Despite multiple technical and medical advancements in today’s society many complications could arise after an operation like this. Abby and Erin required a multidisciplinary team to carry out the operation in order for them to be separated with success. The operation involved 30 people from surgeons, nurses and specialists and took over 11 hours to complete. Each specialist team was in charge of portion of the operation so that the operation could be carefully completed with the most highly skilled people for each section.
The two young girls needed to wear a contraption that helped to separate them as much as possible from one another. A circular device between their two skulls separated them millimeter by millimeter. Once the right distance has been reached, the operation could then take place.

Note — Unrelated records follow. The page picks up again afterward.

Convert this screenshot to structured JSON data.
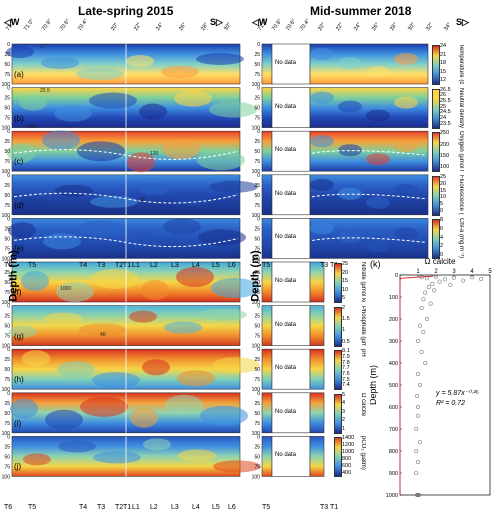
{
  "titles": {
    "left": "Late-spring 2015",
    "right": "Mid-summer 2018"
  },
  "compass": {
    "west": "W",
    "south": "S"
  },
  "left_top_axis": [
    "71.2°",
    "71.0°",
    "70.8°",
    "70.6°",
    "70.4°",
    "20°",
    "22°",
    "24°",
    "26°",
    "28°",
    "30°"
  ],
  "right_top_axis": [
    "71.0°",
    "70.8°",
    "70.6°",
    "70.4°",
    "20°",
    "22°",
    "24°",
    "26°",
    "28°",
    "30°",
    "32°",
    "34°"
  ],
  "depth_ticks": [
    "0",
    "25",
    "50",
    "75",
    "100"
  ],
  "panel_letters": [
    "(a)",
    "(b)",
    "(c)",
    "(d)",
    "(e)",
    "(f)",
    "(g)",
    "(h)",
    "(i)",
    "(j)"
  ],
  "depth_label": "Depth (m)",
  "stations_left": [
    "T6",
    "T5",
    "T4",
    "T3",
    "T2",
    "T1",
    "L1",
    "L2",
    "L3",
    "L4",
    "L5",
    "L6"
  ],
  "stations_right_mid": [
    "T5",
    "T3",
    "T1"
  ],
  "no_data": "No data",
  "colorbars": [
    {
      "label": "Temperature (degree C)",
      "ticks": [
        "24",
        "21",
        "18",
        "15",
        "12"
      ]
    },
    {
      "label": "Neutral density (kg m⁻³)",
      "ticks": [
        "26.5",
        "26",
        "25.5",
        "25",
        "24.5",
        "24",
        "23.5"
      ]
    },
    {
      "label": "Oxygen (µmol kg⁻¹)",
      "ticks": [
        "250",
        "200",
        "150",
        "100"
      ]
    },
    {
      "label": "Fluorescence (mg m⁻³)",
      "ticks": [
        "25",
        "20",
        "15",
        "10",
        "5",
        "0"
      ]
    },
    {
      "label": "Chl-a (mg m⁻³)",
      "ticks": [
        "8",
        "6",
        "4",
        "2",
        "0"
      ]
    },
    {
      "label": "Nitrate (µmol kg⁻¹)",
      "ticks": [
        "25",
        "20",
        "15",
        "10",
        "5"
      ]
    },
    {
      "label": "Phosphate (µmol kg⁻¹)",
      "ticks": [
        "2",
        "1.5",
        "1",
        "0.5"
      ]
    },
    {
      "label": "pH",
      "ticks": [
        "8.1",
        "7.9",
        "7.8",
        "7.7",
        "7.6",
        "7.5",
        "7.4"
      ]
    },
    {
      "label": "Ω calcite",
      "ticks": [
        "5",
        "4",
        "3",
        "2",
        "1"
      ]
    },
    {
      "label": "pCO₂ (µatm)",
      "ticks": [
        "1400",
        "1200",
        "1000",
        "800",
        "600",
        "400"
      ]
    }
  ],
  "contour_labels": [
    "17",
    "25.5",
    "200",
    "120",
    "20",
    "40",
    "1000"
  ],
  "panel_k": {
    "letter": "(k)",
    "xlabel": "Ω calcite",
    "ylabel": "Depth (m)",
    "equation": "y = 5.87x⁻⁰·²⁶",
    "r2": "R² = 0.72"
  },
  "chart_data": {
    "type": "scatter",
    "xlabel": "Ω calcite",
    "ylabel": "Depth (m)",
    "xlim": [
      0,
      5
    ],
    "ylim": [
      1000,
      0
    ],
    "x_ticks": [
      1,
      2,
      3,
      4,
      5
    ],
    "y_ticks": [
      0,
      100,
      200,
      300,
      400,
      500,
      600,
      700,
      800,
      900,
      1000
    ],
    "points": [
      [
        1.2,
        10
      ],
      [
        1.5,
        15
      ],
      [
        2.0,
        8
      ],
      [
        2.5,
        20
      ],
      [
        3.0,
        12
      ],
      [
        3.5,
        25
      ],
      [
        4.0,
        10
      ],
      [
        4.5,
        18
      ],
      [
        1.8,
        40
      ],
      [
        2.2,
        30
      ],
      [
        1.6,
        55
      ],
      [
        2.8,
        45
      ],
      [
        1.4,
        80
      ],
      [
        1.9,
        70
      ],
      [
        1.3,
        110
      ],
      [
        1.7,
        130
      ],
      [
        1.2,
        150
      ],
      [
        1.5,
        200
      ],
      [
        1.1,
        230
      ],
      [
        1.3,
        260
      ],
      [
        1.0,
        300
      ],
      [
        1.2,
        350
      ],
      [
        1.4,
        400
      ],
      [
        1.0,
        450
      ],
      [
        1.1,
        500
      ],
      [
        0.95,
        550
      ],
      [
        1.0,
        600
      ],
      [
        1.0,
        640
      ],
      [
        0.9,
        700
      ],
      [
        1.1,
        760
      ],
      [
        0.9,
        800
      ],
      [
        1.0,
        850
      ],
      [
        0.9,
        900
      ],
      [
        1.0,
        1000
      ],
      [
        0.95,
        1000
      ],
      [
        1.05,
        1000
      ]
    ],
    "fit": {
      "equation": "y = 5.87x^-0.26",
      "r2": 0.72
    }
  }
}
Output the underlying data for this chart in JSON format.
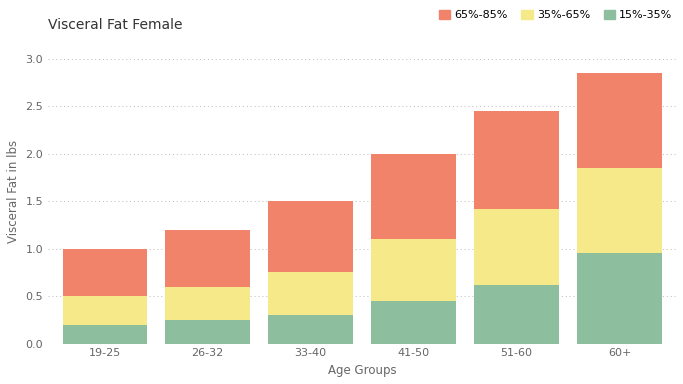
{
  "title": "Visceral Fat Female",
  "xlabel": "Age Groups",
  "ylabel": "Visceral Fat in lbs",
  "categories": [
    "19-25",
    "26-32",
    "33-40",
    "41-50",
    "51-60",
    "60+"
  ],
  "green_values": [
    0.2,
    0.25,
    0.3,
    0.45,
    0.62,
    0.95
  ],
  "yellow_values": [
    0.3,
    0.35,
    0.45,
    0.65,
    0.8,
    0.9
  ],
  "salmon_values": [
    0.5,
    0.6,
    0.75,
    0.9,
    1.03,
    1.0
  ],
  "color_green": "#8dbf9e",
  "color_yellow": "#f5e98a",
  "color_salmon": "#f0836a",
  "legend_labels": [
    "65%-85%",
    "35%-65%",
    "15%-35%"
  ],
  "ylim": [
    0,
    3.2
  ],
  "yticks": [
    0.0,
    0.5,
    1.0,
    1.5,
    2.0,
    2.5,
    3.0
  ],
  "background_color": "#ffffff",
  "grid_color": "#bbbbbb",
  "title_fontsize": 10,
  "label_fontsize": 8.5,
  "tick_fontsize": 8,
  "legend_fontsize": 8
}
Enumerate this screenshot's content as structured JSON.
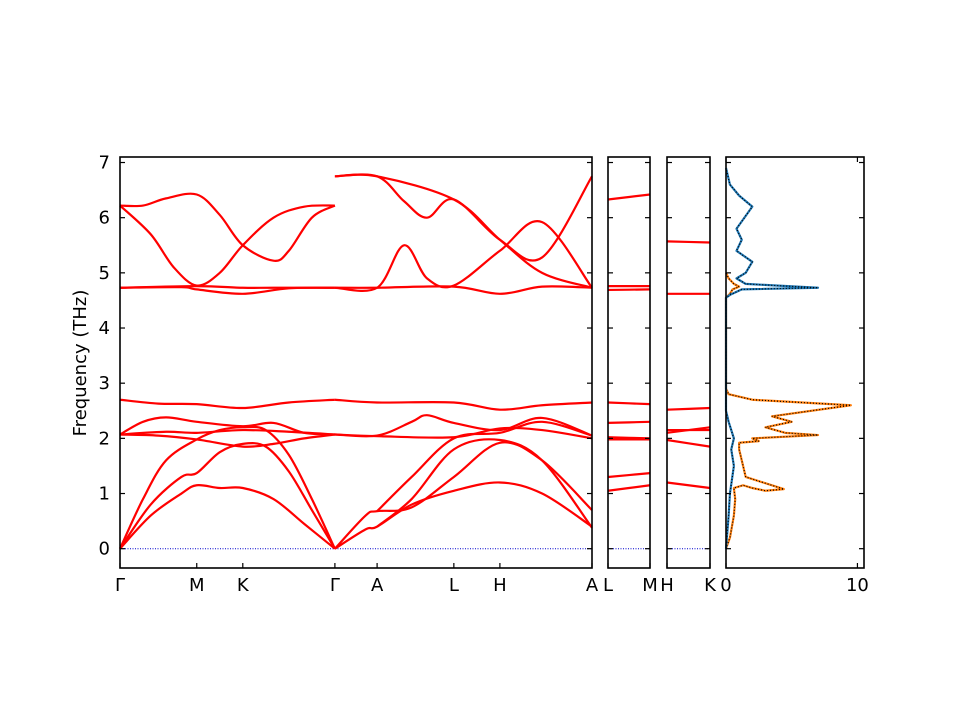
{
  "chart_data": {
    "type": "line",
    "ylabel": "Frequency (THz)",
    "ylim": [
      -0.35,
      7.1
    ],
    "yticks": [
      "0",
      "1",
      "2",
      "3",
      "4",
      "5",
      "6",
      "7"
    ],
    "band_color": "#ff0000",
    "zero_line_color": "#0000cc",
    "band_panels": [
      {
        "labels": [
          {
            "pos": 0.0,
            "text": "Γ"
          },
          {
            "pos": 1.0,
            "text": "M"
          },
          {
            "pos": 1.6,
            "text": "K"
          },
          {
            "pos": 2.8,
            "text": "Γ"
          },
          {
            "pos": 3.35,
            "text": "A"
          },
          {
            "pos": 4.35,
            "text": "L"
          },
          {
            "pos": 4.95,
            "text": "H"
          },
          {
            "pos": 6.15,
            "text": "A"
          }
        ],
        "xrange": [
          0,
          6.15
        ],
        "bands": [
          [
            [
              0,
              0
            ],
            [
              0.4,
              0.6
            ],
            [
              0.8,
              1.0
            ],
            [
              1.0,
              1.15
            ],
            [
              1.3,
              1.1
            ],
            [
              1.6,
              1.1
            ],
            [
              2.0,
              0.9
            ],
            [
              2.4,
              0.45
            ],
            [
              2.8,
              0
            ]
          ],
          [
            [
              0,
              0
            ],
            [
              0.4,
              0.8
            ],
            [
              0.8,
              1.3
            ],
            [
              1.0,
              1.37
            ],
            [
              1.3,
              1.75
            ],
            [
              1.6,
              1.9
            ],
            [
              1.9,
              1.85
            ],
            [
              2.2,
              1.4
            ],
            [
              2.5,
              0.7
            ],
            [
              2.8,
              0
            ]
          ],
          [
            [
              0,
              0
            ],
            [
              0.3,
              0.9
            ],
            [
              0.6,
              1.6
            ],
            [
              1.0,
              1.98
            ],
            [
              1.3,
              2.15
            ],
            [
              1.6,
              2.2
            ],
            [
              1.9,
              2.15
            ],
            [
              2.2,
              1.7
            ],
            [
              2.5,
              0.9
            ],
            [
              2.8,
              0
            ]
          ],
          [
            [
              0,
              2.07
            ],
            [
              0.5,
              2.05
            ],
            [
              1.0,
              1.98
            ],
            [
              1.6,
              1.85
            ],
            [
              2.0,
              1.9
            ],
            [
              2.4,
              2.0
            ],
            [
              2.8,
              2.07
            ]
          ],
          [
            [
              0,
              2.07
            ],
            [
              0.6,
              2.12
            ],
            [
              1.0,
              2.1
            ],
            [
              1.6,
              2.15
            ],
            [
              2.2,
              2.12
            ],
            [
              2.8,
              2.07
            ]
          ],
          [
            [
              0,
              2.07
            ],
            [
              0.3,
              2.3
            ],
            [
              0.6,
              2.38
            ],
            [
              1.0,
              2.3
            ],
            [
              1.6,
              2.22
            ],
            [
              2.0,
              2.28
            ],
            [
              2.4,
              2.1
            ],
            [
              2.8,
              2.07
            ]
          ],
          [
            [
              0,
              2.7
            ],
            [
              0.5,
              2.63
            ],
            [
              1.0,
              2.62
            ],
            [
              1.6,
              2.55
            ],
            [
              2.2,
              2.65
            ],
            [
              2.8,
              2.7
            ]
          ],
          [
            [
              0,
              4.73
            ],
            [
              0.8,
              4.74
            ],
            [
              1.0,
              4.7
            ],
            [
              1.6,
              4.62
            ],
            [
              2.2,
              4.72
            ],
            [
              2.8,
              4.73
            ]
          ],
          [
            [
              0,
              4.73
            ],
            [
              1.0,
              4.76
            ],
            [
              1.6,
              4.73
            ],
            [
              2.0,
              4.73
            ],
            [
              2.8,
              4.73
            ]
          ],
          [
            [
              0,
              6.22
            ],
            [
              0.3,
              6.22
            ],
            [
              0.6,
              6.35
            ],
            [
              1.0,
              6.42
            ],
            [
              1.3,
              6.05
            ],
            [
              1.6,
              5.5
            ],
            [
              2.0,
              5.22
            ],
            [
              2.2,
              5.4
            ],
            [
              2.5,
              6.0
            ],
            [
              2.8,
              6.22
            ]
          ],
          [
            [
              0,
              6.22
            ],
            [
              0.4,
              5.7
            ],
            [
              0.7,
              5.1
            ],
            [
              1.0,
              4.77
            ],
            [
              1.3,
              5.0
            ],
            [
              1.6,
              5.5
            ],
            [
              2.0,
              6.0
            ],
            [
              2.4,
              6.2
            ],
            [
              2.8,
              6.22
            ]
          ],
          [
            [
              2.8,
              0
            ],
            [
              3.2,
              0.35
            ],
            [
              3.35,
              0.4
            ],
            [
              3.8,
              0.8
            ],
            [
              4.35,
              1.05
            ],
            [
              4.95,
              1.2
            ],
            [
              5.5,
              1.0
            ],
            [
              6.15,
              0.4
            ]
          ],
          [
            [
              2.8,
              0
            ],
            [
              3.2,
              0.6
            ],
            [
              3.35,
              0.68
            ],
            [
              3.8,
              0.75
            ],
            [
              4.35,
              1.3
            ],
            [
              4.95,
              1.92
            ],
            [
              5.5,
              1.6
            ],
            [
              6.15,
              0.7
            ]
          ],
          [
            [
              3.35,
              0.4
            ],
            [
              3.8,
              0.9
            ],
            [
              4.35,
              1.8
            ],
            [
              4.95,
              1.97
            ],
            [
              5.5,
              1.6
            ],
            [
              6.15,
              0.38
            ]
          ],
          [
            [
              3.35,
              0.68
            ],
            [
              3.8,
              1.3
            ],
            [
              4.35,
              2.0
            ],
            [
              4.95,
              2.1
            ],
            [
              5.5,
              2.3
            ],
            [
              6.15,
              2.05
            ]
          ],
          [
            [
              2.8,
              2.07
            ],
            [
              3.35,
              2.04
            ],
            [
              4.35,
              2.02
            ],
            [
              4.95,
              2.18
            ],
            [
              5.5,
              2.15
            ],
            [
              6.15,
              2.0
            ]
          ],
          [
            [
              2.8,
              2.07
            ],
            [
              3.35,
              2.05
            ],
            [
              3.8,
              2.3
            ],
            [
              4.0,
              2.42
            ],
            [
              4.35,
              2.28
            ],
            [
              4.95,
              2.15
            ],
            [
              5.5,
              2.37
            ],
            [
              6.15,
              2.05
            ]
          ],
          [
            [
              2.8,
              2.7
            ],
            [
              3.35,
              2.65
            ],
            [
              4.35,
              2.65
            ],
            [
              4.95,
              2.52
            ],
            [
              5.5,
              2.6
            ],
            [
              6.15,
              2.65
            ]
          ],
          [
            [
              2.8,
              4.73
            ],
            [
              3.35,
              4.73
            ],
            [
              4.35,
              4.75
            ],
            [
              4.95,
              4.62
            ],
            [
              5.5,
              4.75
            ],
            [
              6.15,
              4.73
            ]
          ],
          [
            [
              2.8,
              4.73
            ],
            [
              3.35,
              4.73
            ],
            [
              3.7,
              5.5
            ],
            [
              4.0,
              4.9
            ],
            [
              4.35,
              4.77
            ],
            [
              4.95,
              5.4
            ],
            [
              5.5,
              5.92
            ],
            [
              6.15,
              4.73
            ]
          ],
          [
            [
              2.8,
              6.75
            ],
            [
              3.35,
              6.75
            ],
            [
              3.7,
              6.3
            ],
            [
              4.0,
              6.0
            ],
            [
              4.35,
              6.33
            ],
            [
              4.95,
              5.6
            ],
            [
              5.5,
              5.28
            ],
            [
              6.15,
              6.75
            ]
          ],
          [
            [
              2.8,
              6.75
            ],
            [
              3.35,
              6.75
            ],
            [
              4.35,
              6.33
            ],
            [
              4.95,
              5.6
            ],
            [
              5.5,
              5.0
            ],
            [
              6.15,
              4.73
            ]
          ]
        ]
      },
      {
        "labels": [
          {
            "pos": 0.0,
            "text": "L"
          },
          {
            "pos": 1.0,
            "text": "M"
          }
        ],
        "xrange": [
          0,
          1
        ],
        "bands": [
          [
            [
              0,
              1.05
            ],
            [
              1,
              1.15
            ]
          ],
          [
            [
              0,
              1.3
            ],
            [
              1,
              1.37
            ]
          ],
          [
            [
              0,
              1.98
            ],
            [
              1,
              1.98
            ]
          ],
          [
            [
              0,
              2.02
            ],
            [
              1,
              2.0
            ]
          ],
          [
            [
              0,
              2.28
            ],
            [
              1,
              2.3
            ]
          ],
          [
            [
              0,
              2.65
            ],
            [
              1,
              2.62
            ]
          ],
          [
            [
              0,
              4.69
            ],
            [
              1,
              4.7
            ]
          ],
          [
            [
              0,
              4.76
            ],
            [
              1,
              4.76
            ]
          ],
          [
            [
              0,
              6.33
            ],
            [
              1,
              6.42
            ]
          ]
        ]
      },
      {
        "labels": [
          {
            "pos": 0.0,
            "text": "H"
          },
          {
            "pos": 1.0,
            "text": "K"
          }
        ],
        "xrange": [
          0,
          1
        ],
        "bands": [
          [
            [
              0,
              1.2
            ],
            [
              1,
              1.1
            ]
          ],
          [
            [
              0,
              1.97
            ],
            [
              1,
              1.85
            ]
          ],
          [
            [
              0,
              2.1
            ],
            [
              1,
              2.2
            ]
          ],
          [
            [
              0,
              2.15
            ],
            [
              1,
              2.15
            ]
          ],
          [
            [
              0,
              2.52
            ],
            [
              1,
              2.55
            ]
          ],
          [
            [
              0,
              4.62
            ],
            [
              1,
              4.62
            ]
          ],
          [
            [
              0,
              5.57
            ],
            [
              1,
              5.55
            ]
          ]
        ]
      }
    ],
    "dos": {
      "xlim": [
        0,
        10.5
      ],
      "xticks": [
        "0",
        "10"
      ],
      "series": [
        {
          "color": "#ff7f0e",
          "points": [
            [
              0,
              0
            ],
            [
              0.3,
              0.2
            ],
            [
              0.6,
              0.6
            ],
            [
              0.7,
              0.9
            ],
            [
              0.6,
              1.1
            ],
            [
              1.3,
              1.15
            ],
            [
              2.0,
              1.1
            ],
            [
              3.0,
              1.05
            ],
            [
              4.4,
              1.08
            ],
            [
              1.5,
              1.3
            ],
            [
              1.3,
              1.5
            ],
            [
              1.0,
              1.8
            ],
            [
              1.0,
              1.92
            ],
            [
              2.5,
              1.95
            ],
            [
              2.0,
              2.0
            ],
            [
              7.0,
              2.06
            ],
            [
              4.5,
              2.1
            ],
            [
              3.0,
              2.2
            ],
            [
              5.0,
              2.3
            ],
            [
              3.5,
              2.4
            ],
            [
              9.5,
              2.6
            ],
            [
              2.0,
              2.7
            ],
            [
              0.2,
              2.8
            ],
            [
              0,
              2.9
            ],
            [
              0,
              4.55
            ],
            [
              0.3,
              4.62
            ],
            [
              0.5,
              4.7
            ],
            [
              1.0,
              4.75
            ],
            [
              0.6,
              4.8
            ],
            [
              0.2,
              4.9
            ],
            [
              0,
              5.0
            ]
          ]
        },
        {
          "color": "#1f77b4",
          "points": [
            [
              0,
              0
            ],
            [
              0.1,
              0.3
            ],
            [
              0.2,
              0.6
            ],
            [
              0.3,
              1.0
            ],
            [
              0.6,
              1.5
            ],
            [
              0.4,
              1.8
            ],
            [
              0.6,
              2.0
            ],
            [
              0.2,
              2.3
            ],
            [
              0,
              2.5
            ],
            [
              0,
              4.55
            ],
            [
              0.3,
              4.6
            ],
            [
              1.2,
              4.7
            ],
            [
              7.0,
              4.73
            ],
            [
              1.5,
              4.8
            ],
            [
              0.8,
              4.9
            ],
            [
              1.5,
              5.0
            ],
            [
              2.0,
              5.2
            ],
            [
              0.8,
              5.4
            ],
            [
              1.2,
              5.6
            ],
            [
              0.8,
              5.8
            ],
            [
              2.0,
              6.2
            ],
            [
              1.0,
              6.4
            ],
            [
              0.3,
              6.6
            ],
            [
              0.1,
              6.8
            ],
            [
              0,
              6.9
            ]
          ]
        }
      ]
    }
  }
}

The doctors made a computer generated model of the girls head so that they wouldn’t make any mistakes. This digital tool allowed them to digitalise each bone, vein and blood vessel. This was the one of the biggest problems of the operation. As the two girls were perfectly conjoined one of the biggest veins of their brain which was stocked with blood and oxygen was also connected. That being said, surgeons managed to separate the two girls successfully. Despite postoperative complications, both girls, now two and half years old, are doing very well today and have a relatively normal development.
What are conjoined twins?
How is it diagnosed
Currently there are no exact explanations for why some twins are born joined to one another. Conjoined twins are born without us really understanding why. There is no genetic link or environmental factor so it is hard for experts to pin point one factor. Nevertheless it is possible to find out if you are carrying conjoined twins from the twelfth week of pregnancy.
A deeper study is carried out when an ultrasound scan shows that:
- It is a monochoral twin pregnancy (the twins share the same placenta)
- Babies keep the same posture, are mirrored or have scoliosis (deformity of the back),
- The twins share the same umbilical cord,
- Visible adhesion of the babies.
This further exploration can find out whether several organs are connected to one another. If the twins’ heart is connected, a medically interrupted pregnancy is necessary.
In the 1990s, Rowena Spencer from the University of Medicine in Louisiana describes different types of Siamese children and classes in two main categories. Conjoined twins connected by the back (dorsal junction) on the one hand and those connected by the belly (ventral junction) on the other hand.
The dorsal junctions
- Craniopagus: connected at the level of the head
- Rachipagus: connected back to back
- Pygopagus: connected by the sacrum, the coccyx or the perineum.
- Cephalopagus: babies have fused from the top of the head to the navel (no survival possible)
- Thoracopagus: connected to the thorax (rare survival beyond three months)
- Xiphopagus: : connected laterally to the level of the thorax liver;
- Omphalopagus: connected by the lower thorax to the navel
- Ischiopagus: the twins are often born opposite each other and fused by the pelvis. They can have two, three, or four legs for both of them.
- Parapagus: connected on their side with a fusion of different parts of the thorax, skull and pelvis.